IMMIGRAZIONE

Arrivano i profughi ma mancano i soldi

I primi cento migranti sono giunti nel centro di Settimo Torinese. Se ne attendono altri 600. Fassino chiede "maggiori risorse per gestire l'emergenza". L'appello di mons. Nosiglia: "Le persone vanno sempre accolte e sostenute"

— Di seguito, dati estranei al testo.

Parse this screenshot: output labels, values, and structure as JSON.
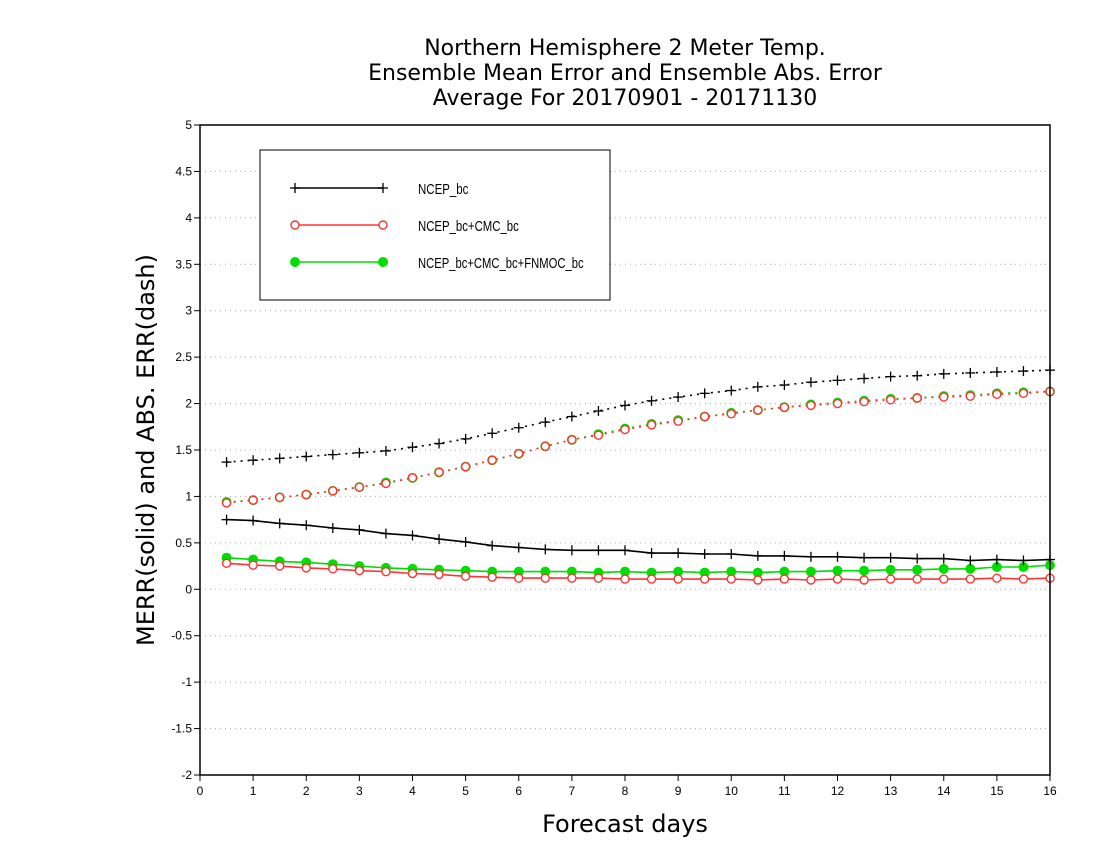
{
  "chart_data": {
    "type": "line",
    "title": [
      "Northern Hemisphere 2 Meter Temp.",
      "Ensemble Mean Error and Ensemble Abs. Error",
      "Average For 20170901 - 20171130"
    ],
    "xlabel": "Forecast days",
    "ylabel": "MERR(solid) and ABS. ERR(dash)",
    "xlim": [
      0,
      16
    ],
    "ylim": [
      -2,
      5
    ],
    "xticks": [
      0,
      1,
      2,
      3,
      4,
      5,
      6,
      7,
      8,
      9,
      10,
      11,
      12,
      13,
      14,
      15,
      16
    ],
    "yticks": [
      -2,
      -1.5,
      -1,
      -0.5,
      0,
      0.5,
      1,
      1.5,
      2,
      2.5,
      3,
      3.5,
      4,
      4.5,
      5
    ],
    "ytick_labels": [
      "-2",
      "-1.5",
      "-1",
      "-0.5",
      "0",
      "0.5",
      "1",
      "1.5",
      "2",
      "2.5",
      "3",
      "3.5",
      "4",
      "4.5",
      "5"
    ],
    "xtick_labels": [
      "0",
      "1",
      "2",
      "3",
      "4",
      "5",
      "6",
      "7",
      "8",
      "9",
      "10",
      "11",
      "12",
      "13",
      "14",
      "15",
      "16"
    ],
    "grid": "horizontal dotted",
    "legend_position": "top-left",
    "x": [
      0.5,
      1.0,
      1.5,
      2.0,
      2.5,
      3.0,
      3.5,
      4.0,
      4.5,
      5.0,
      5.5,
      6.0,
      6.5,
      7.0,
      7.5,
      8.0,
      8.5,
      9.0,
      9.5,
      10.0,
      10.5,
      11.0,
      11.5,
      12.0,
      12.5,
      13.0,
      13.5,
      14.0,
      14.5,
      15.0,
      15.5,
      16.0
    ],
    "series": [
      {
        "name": "NCEP_bc",
        "color": "#000000",
        "marker": "plus",
        "merr": [
          0.75,
          0.74,
          0.71,
          0.69,
          0.66,
          0.64,
          0.6,
          0.58,
          0.54,
          0.51,
          0.47,
          0.45,
          0.43,
          0.42,
          0.42,
          0.42,
          0.39,
          0.39,
          0.38,
          0.38,
          0.36,
          0.36,
          0.35,
          0.35,
          0.34,
          0.34,
          0.33,
          0.33,
          0.31,
          0.32,
          0.31,
          0.32
        ],
        "abs_err": [
          1.37,
          1.39,
          1.41,
          1.43,
          1.45,
          1.47,
          1.49,
          1.53,
          1.57,
          1.62,
          1.68,
          1.74,
          1.8,
          1.86,
          1.92,
          1.98,
          2.03,
          2.07,
          2.11,
          2.14,
          2.18,
          2.2,
          2.23,
          2.25,
          2.27,
          2.29,
          2.3,
          2.32,
          2.33,
          2.34,
          2.35,
          2.36
        ]
      },
      {
        "name": "NCEP_bc+CMC_bc",
        "color": "#ff3333",
        "marker": "open-circle",
        "merr": [
          0.28,
          0.26,
          0.25,
          0.23,
          0.22,
          0.2,
          0.19,
          0.17,
          0.16,
          0.14,
          0.13,
          0.12,
          0.12,
          0.12,
          0.12,
          0.11,
          0.11,
          0.11,
          0.11,
          0.11,
          0.1,
          0.11,
          0.1,
          0.11,
          0.1,
          0.11,
          0.11,
          0.11,
          0.11,
          0.12,
          0.11,
          0.12
        ],
        "abs_err": [
          0.93,
          0.96,
          0.99,
          1.02,
          1.06,
          1.1,
          1.14,
          1.2,
          1.26,
          1.32,
          1.39,
          1.46,
          1.54,
          1.61,
          1.66,
          1.72,
          1.77,
          1.81,
          1.86,
          1.89,
          1.93,
          1.96,
          1.98,
          2.0,
          2.02,
          2.04,
          2.06,
          2.07,
          2.08,
          2.1,
          2.11,
          2.13
        ]
      },
      {
        "name": "NCEP_bc+CMC_bc+FNMOC_bc",
        "color": "#00dd00",
        "marker": "filled-circle",
        "merr": [
          0.34,
          0.32,
          0.3,
          0.29,
          0.27,
          0.25,
          0.23,
          0.22,
          0.21,
          0.2,
          0.19,
          0.19,
          0.19,
          0.19,
          0.18,
          0.19,
          0.18,
          0.19,
          0.18,
          0.19,
          0.18,
          0.19,
          0.19,
          0.2,
          0.2,
          0.21,
          0.21,
          0.22,
          0.22,
          0.24,
          0.24,
          0.26
        ],
        "abs_err": [
          0.94,
          0.96,
          0.99,
          1.02,
          1.06,
          1.1,
          1.15,
          1.2,
          1.26,
          1.32,
          1.39,
          1.46,
          1.54,
          1.61,
          1.67,
          1.73,
          1.78,
          1.82,
          1.86,
          1.9,
          1.93,
          1.96,
          1.99,
          2.01,
          2.03,
          2.05,
          2.06,
          2.08,
          2.09,
          2.11,
          2.12,
          2.13
        ]
      }
    ]
  }
}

Sono un centinaio i profughi arrivati oggi a Settimo Torinese al centro Fenoglio, gestito dalla Croce Rossa Italiana. I due pullman, provenienti da Siracusa sono arrivati nel primo pomeriggio alla struttura per lo screening previsto dal protocollo sanitario e la registrazione anagrafica. Dopo la visita medica i migranti sono stati dirottati verso le destinazioni in provincia di Torino, in Canavese, a Carignano per un totale di 68 persone. Mentre 10 di loro andranno a Biella e 22 a Vercelli. Sono la prima ondata del contingente di 700 migranti che nei prossimi giorni verrà dirottato sul Piemonte. Un esercito che va accolto in centri specializzati e poi reindirizzato per la prima accoglienza. Difficilissimo per le amministrazioni pubbliche gestire una situazione di questo tipo. Il presidente dell’Anci e sindaco di Torino Piero Fassino  chiede maggiori risorse per superare l’emergenza: “L’anno che abbiamo alle spalle - ha detto - è stato un anno record per il flusso di profughi e di immigrati arrivati da terre sconvolte da crisi e i comuni si sono messi a disposizione con grande generosità per concorrere all'assistenza e al soccorso. Non ci sottraiamo alla responsabilità di continuare a farlo a due condizioni: la prima è che siano garantite le risorse per gestire questo problema, che non possono essere trovate nei bilanci dei comuni”. “In secondo luogo - ha poi affermato - c'è un problema di capienza praticabile. Ovviamente occorre che la distribuzione di questa popolazione sia equa e investa tutti i territori. Se la si carica in modo squilibrato diventa più difficile da gestire”.

 

Per il presidente della Regione Sergio Chiamparino al problema che ha ormai i connotati di “vera e propria emergenza umanitaria” occorre dare “una risposta corale”, attraverso “una reale collaborazione tra Stato, Regioni ed enti locali”. Un impegno assunto dopo l’incontro con il ministro dell’Interno Angelino Alfano. Per quanto riguarda il Piemonte, spiega il governatore, “stiamo già collaborando con tutte le Prefetture  per dare in tempi rapidi una risposta che è prima di tutta umanitaria, ci auguriamo che anche le altre autorità dello Stato collaborino attivamente per trovare soluzioni efficaci. Dobbiamo comunque tenere presente che il problema profughi ha un’ampiezza tale da imporre un’urgente presa in carico a livello europeo, sia nella fase del contrasto al traffico di esseri umani, sia per quanto riguarda l’accoglienza e l’inserimento di queste persone”.

 

Sulla questione interviene anche l’arcivescovo di Torino Cesare Nosglia: “Noi su questo fronte siamo più che impegnati e continuiamo ad esserlo. A noi interessano le persone non le questioni politiche ha detto, interpellato a margine di una conferenza stampa sulla questione degli immigrati attesi anche in Piemonte. “Le persone - ha aggiunto Nosiglia - vanno sempre accolte e sostenute. Modi e forme vanno concordati”.